Hatte doch der US-Minister für Energie Rick Perry schon am 21.Mai in Kiew klipp und klar gesagt, dass dieses Gesetz
demnächst in Kraft treten wird und damit Unternehmen und Personen sanktioniert werden. Deshalb erscheint es mir seltsam,
dass Heiko Maas am Tag des Treffens mit Pompeo von einer "tief verwurzelte Freundschaft" zwischen USA und Deutschland sprach
und Merkel die "Partnerschaft und Freundschaft zwischen beiden Ländern" betonte. Solche Aussagen sind in Anbetracht der Absichten
der USA nicht mehr als Diplomatensprech zu erklären, sondern eher als hündische Unterwerfung. Wie auch immer ...

Im geplanten Gesetz stehen an den entscheidenden Stellen folgendes:
a list of all entities, including financial institutions, directly or indirectly providing goods,
services, information, or technology for the construction or repair of the Nord Stream 2 natural gas pipeline.

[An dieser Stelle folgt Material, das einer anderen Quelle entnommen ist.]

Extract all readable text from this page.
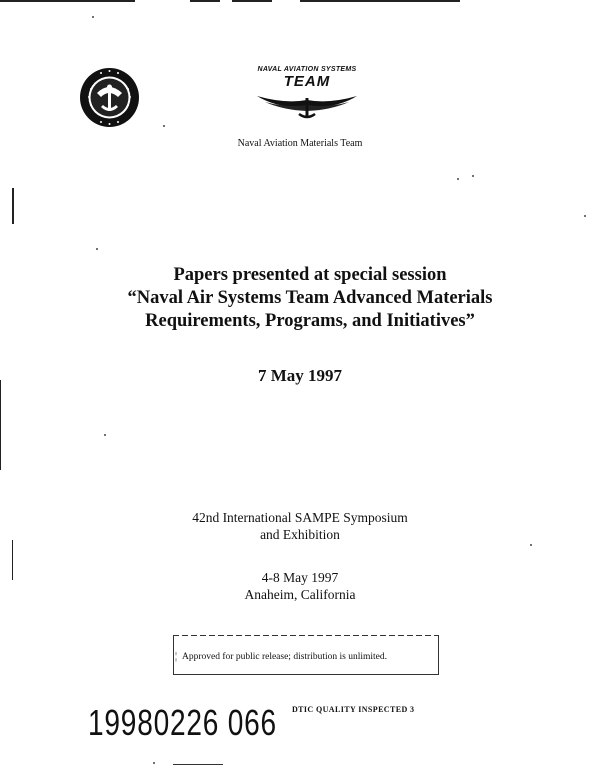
NAVAL AVIATION SYSTEMS
TEAM
Naval Aviation Materials Team
Papers presented at special session
“Naval Air Systems Team Advanced Materials
Requirements, Programs, and Initiatives”
7 May 1997
42nd International SAMPE Symposium
and Exhibition
4-8 May 1997
Anaheim, California
¦ Approved for public release; distribution is unlimited.
19980226 066 DTIC QUALITY INSPECTED 3
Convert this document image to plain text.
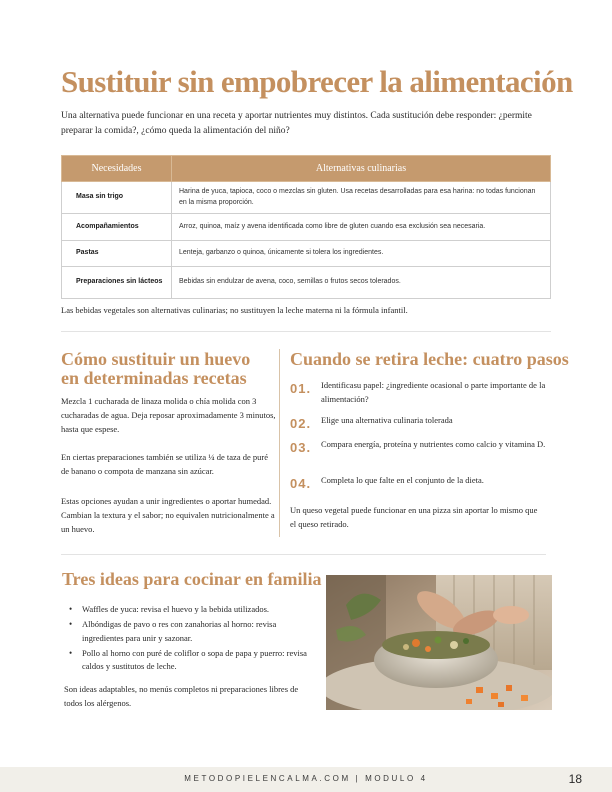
Sustituir sin empobrecer la alimentación

Una alternativa puede funcionar en una receta y aportar nutrientes muy distintos. Cada sustitución debe responder: ¿permite preparar la comida?, ¿cómo queda la alimentación del niño?

Necesidades	Alternativas culinarias
Masa sin trigo	Harina de yuca, tapioca, coco o mezclas sin gluten. Usa recetas desarrolladas para esa harina: no todas funcionan en la misma proporción.
Acompañamientos	Arroz, quinoa, maíz y avena identificada como libre de gluten cuando esa exclusión sea necesaria.
Pastas	Lenteja, garbanzo o quinoa, únicamente si tolera los ingredientes.
Preparaciones sin lácteos	Bebidas sin endulzar de avena, coco, semillas o frutos secos tolerados.

Las bebidas vegetales son alternativas culinarias; no sustituyen la leche materna ni la fórmula infantil.

Cómo sustituir un huevo en determinadas recetas

Mezcla 1 cucharada de linaza molida o chía molida con 3 cucharadas de agua. Deja reposar aproximadamente 3 minutos, hasta que espese.

En ciertas preparaciones también se utiliza ¼ de taza de puré de banano o compota de manzana sin azúcar.

Estas opciones ayudan a unir ingredientes o aportar humedad. Cambian la textura y el sabor; no equivalen nutricionalmente a un huevo.

Cuando se retira leche: cuatro pasos
01. Identificasu papel: ¿ingrediente ocasional o parte importante de la alimentación?
02. Elige una alternativa culinaria tolerada
03. Compara energía, proteína y nutrientes como calcio y vitamina D.
04. Completa lo que falte en el conjunto de la dieta.

Un queso vegetal puede funcionar en una pizza sin aportar lo mismo que el queso retirado.

Tres ideas para cocinar en familia
• Waffles de yuca: revisa el huevo y la bebida utilizados.
• Albóndigas de pavo o res con zanahorias al horno: revisa ingredientes para unir y sazonar.
• Pollo al horno con puré de coliflor o sopa de papa y puerro: revisa caldos y sustitutos de leche.

Son ideas adaptables, no menús completos ni preparaciones libres de todos los alérgenos.

METODOPIELENCALMA.COM | MODULO 4	18
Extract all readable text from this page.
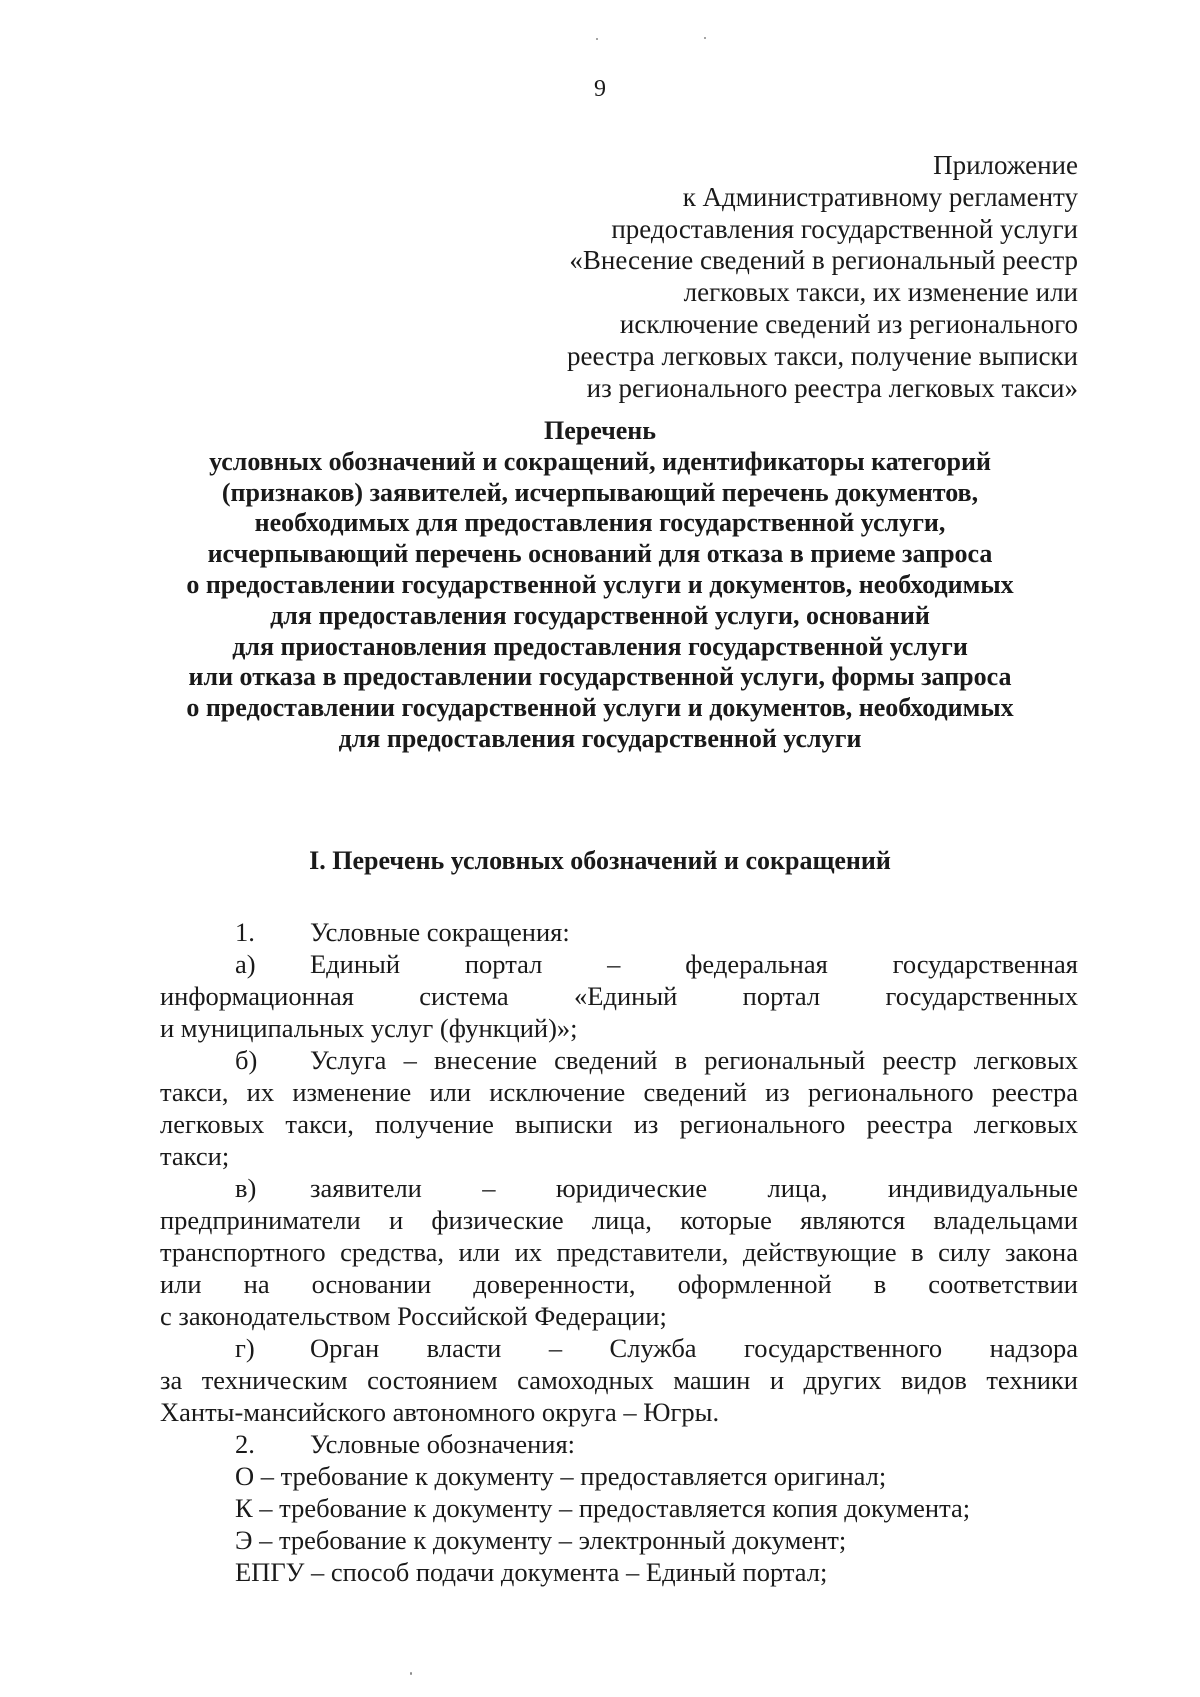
9
Приложение
к Административному регламенту
предоставления государственной услуги
«Внесение сведений в региональный реестр
легковых такси, их изменение или
исключение сведений из регионального
реестра легковых такси, получение выписки
из регионального реестра легковых такси»
Перечень
условных обозначений и сокращений, идентификаторы категорий
(признаков) заявителей, исчерпывающий перечень документов,
необходимых для предоставления государственной услуги,
исчерпывающий перечень оснований для отказа в приеме запроса
о предоставлении государственной услуги и документов, необходимых
для предоставления государственной услуги, оснований
для приостановления предоставления государственной услуги
или отказа в предоставлении государственной услуги, формы запроса
о предоставлении государственной услуги и документов, необходимых
для предоставления государственной услуги
I. Перечень условных обозначений и сокращений
1. Условные сокращения:
а) Единый портал – федеральная государственная
информационная система «Единый портал государственных
и муниципальных услуг (функций)»;
б) Услуга – внесение сведений в региональный реестр легковых
такси, их изменение или исключение сведений из регионального реестра
легковых такси, получение выписки из регионального реестра легковых
такси;
в) заявители – юридические лица, индивидуальные
предприниматели и физические лица, которые являются владельцами
транспортного средства, или их представители, действующие в силу закона
или на основании доверенности, оформленной в соответствии
с законодательством Российской Федерации;
г) Орган власти – Служба государственного надзора
за техническим состоянием самоходных машин и других видов техники
Ханты-мансийского автономного округа – Югры.
2. Условные обозначения:
О – требование к документу – предоставляется оригинал;
К – требование к документу – предоставляется копия документа;
Э – требование к документу – электронный документ;
ЕПГУ – способ подачи документа – Единый портал;
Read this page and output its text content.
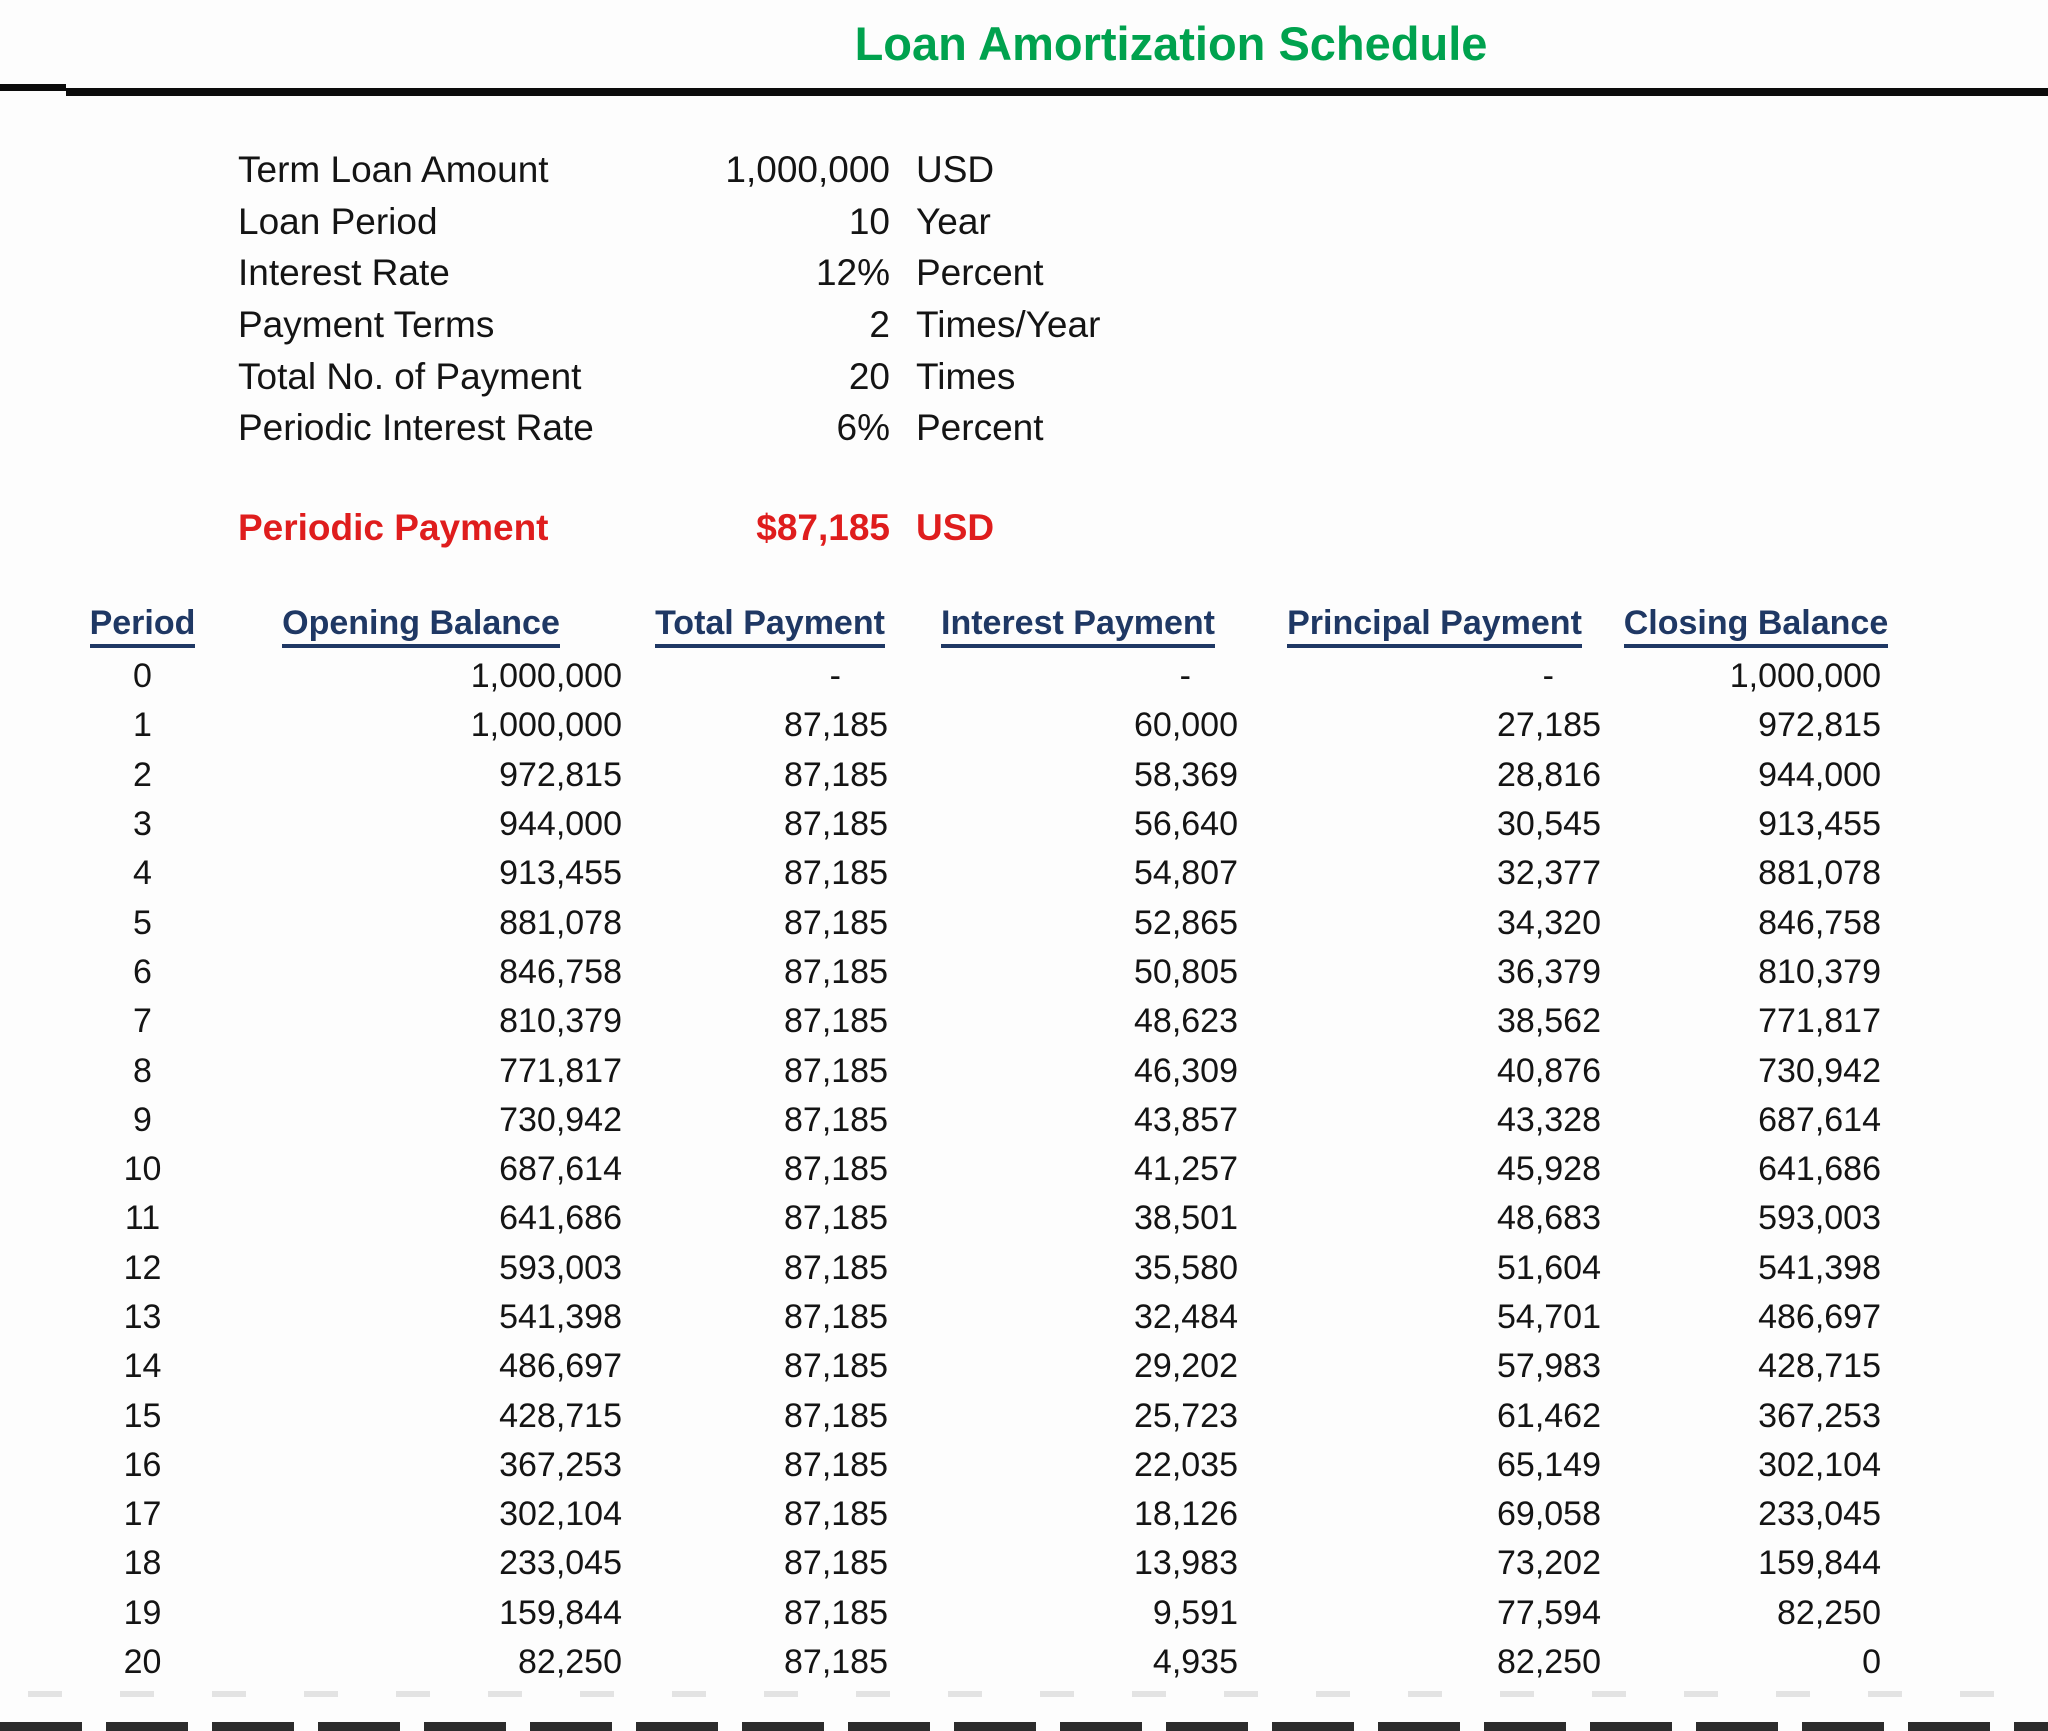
Loan Amortization Schedule
Term Loan Amount	1,000,000 USD
Loan Period	10 Year
Interest Rate	12% Percent
Payment Terms	2 Times/Year
Total No. of Payment	20 Times
Periodic Interest Rate	6% Percent
Periodic Payment	$87,185 USD
Period	Opening Balance	Total Payment	Interest Payment	Principal Payment	Closing Balance
0	1,000,000	-	-	-	1,000,000
1	1,000,000	87,185	60,000	27,185	972,815
2	972,815	87,185	58,369	28,816	944,000
3	944,000	87,185	56,640	30,545	913,455
4	913,455	87,185	54,807	32,377	881,078
5	881,078	87,185	52,865	34,320	846,758
6	846,758	87,185	50,805	36,379	810,379
7	810,379	87,185	48,623	38,562	771,817
8	771,817	87,185	46,309	40,876	730,942
9	730,942	87,185	43,857	43,328	687,614
10	687,614	87,185	41,257	45,928	641,686
11	641,686	87,185	38,501	48,683	593,003
12	593,003	87,185	35,580	51,604	541,398
13	541,398	87,185	32,484	54,701	486,697
14	486,697	87,185	29,202	57,983	428,715
15	428,715	87,185	25,723	61,462	367,253
16	367,253	87,185	22,035	65,149	302,104
17	302,104	87,185	18,126	69,058	233,045
18	233,045	87,185	13,983	73,202	159,844
19	159,844	87,185	9,591	77,594	82,250
20	82,250	87,185	4,935	82,250	0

Sanktioniert werden soll also nicht nur der Bau dieser Pipeline, sondern auch alle beteiligten Personen und Unternehmen, die am
Betrieb beteiligt sein werden.

Und weiter:
BANKING TRANSACTIONS. The President may, pursuant to such regulations as the President may prescribe,
prohibit any transfers of credit or payments between financial institutions or by, through, or to any financial
institution, to the extent that such transfers or payments are subject to the jurisdiction of the United States
and involve any interest of the foreign person.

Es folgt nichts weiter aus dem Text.